Grown-ups telling stories---when
not at my expense---brought relief from well-behaved boredom. I watched as the launch
of some tale snagged the scattered conversations in the room, reeling in the
attention of highball-clutching adults. I listened to half-understood words and
events that seemed to stretch out as if along a tightrope of telling. The
tension clutched my stomach. Back and
forth my eyes darted, from teller to listeners, anxious for some weave or
wobble in the story, a gasp of surprise, a sigh of let-down, or a hoot of
laughter at the end.
The work of what I later
learned to call literary devices seeped unnamed into my brain.
Sixty years after I
banged into the Chevy dashboard, my mother came to live with me in Michigan.
Unable to manage in an apartment on her own, at age 81 she pulled up
stakes on the west coast and moved east to share a house with me and my son.
And of all places, in Flint.
Family recollections
surfaced during the six years we lived together in Flint, and one was the back
story to the 1940 Chevy coupe. We both
remembered its faded beige finish and the red pin stripe still visible along its
sides the year I grazed its dashboard. According to my mother, she and her
older brother had bought the car new in their hometown, Portland, Oregon. In the course of the purchase, the dealer off-handedly
mentioned that delivery charges could be saved if the car were picked up at the
factory in Michigan.
Brother and kid sister
set out east by train. Grand Northern’s Empire Builder ran daily from Portland
to Chicago’s Union Station where they could pick up Grand Trunk Western mainline
and get off at Flint. My mother recalled
being told to wait on a Saginaw Street corner for a man who would take them out
to the factory---which must have been Chevy-in-the Hole.

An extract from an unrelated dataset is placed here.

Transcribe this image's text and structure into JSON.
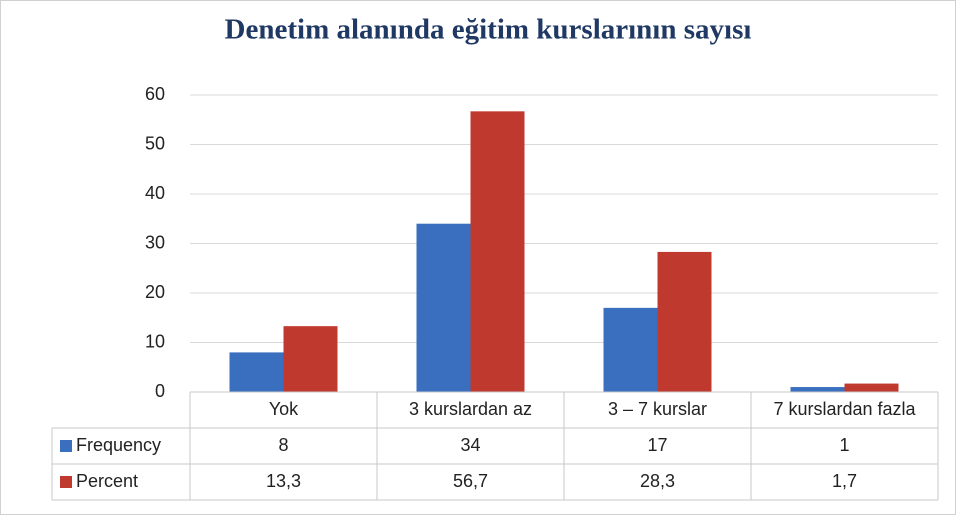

To save money on the return
road trip to Oregon brother and sister shared a motel room and my mother remembered
sleeping on a trundle bed. At remote
stops along U.S. 30 and the way home, my uncle---a jazz lover---searched out
obscure recordings. Heavy 78s in brown
paper sleeves, some of them ended up in our house, gifts from my uncle to teach
my mother about jazz.
Four years later, in
1944, my mother got engaged and planned to move to San Francisco where she
would be married. Her brother let her take the car---he was headed to Washington,
D.C., to work in the Office of Strategic Services or OSS that had been established
by Roosevelt in 1942. Off to a glamorous career in the capital, my uncle readily
signed over the title and threw in some jazz records. The Chevy coupe became my
parents’ first car.
By 1955, my grandparents
lived with us and a more practical family vehicle was needed. One summer
evening my dad pulled into the driveway in a 1950 4-door Ford custom six
“executive sedan.” A deep forest green, in
the center of its grill a “bullet” jutted out that only underscored the car’s
roomy boredom.
My
dad bought it used. We never again had a brand-new car like that sporty Chevy
coupe.
I’m still in Flint. My mother died here in 2008. I drive Saginaw
Street and imagine her waiting on one of its gusty corners in 1940, twenty-three
years old and never dreaming that she would return to this city where her first
car was made.
Growing up, I’d had to suppress
a flinch whenever my mother plunged into the anecdote about my “Jesus”
outburst. Now the story seems less attached to me than to places and people
that I have loved. The protagonists depart, social conventions change, and places
are transformed beyond recognizing. The story remains and now I can do the telling---I
did learn to be one of those grown-ups who can tell stories on themselves.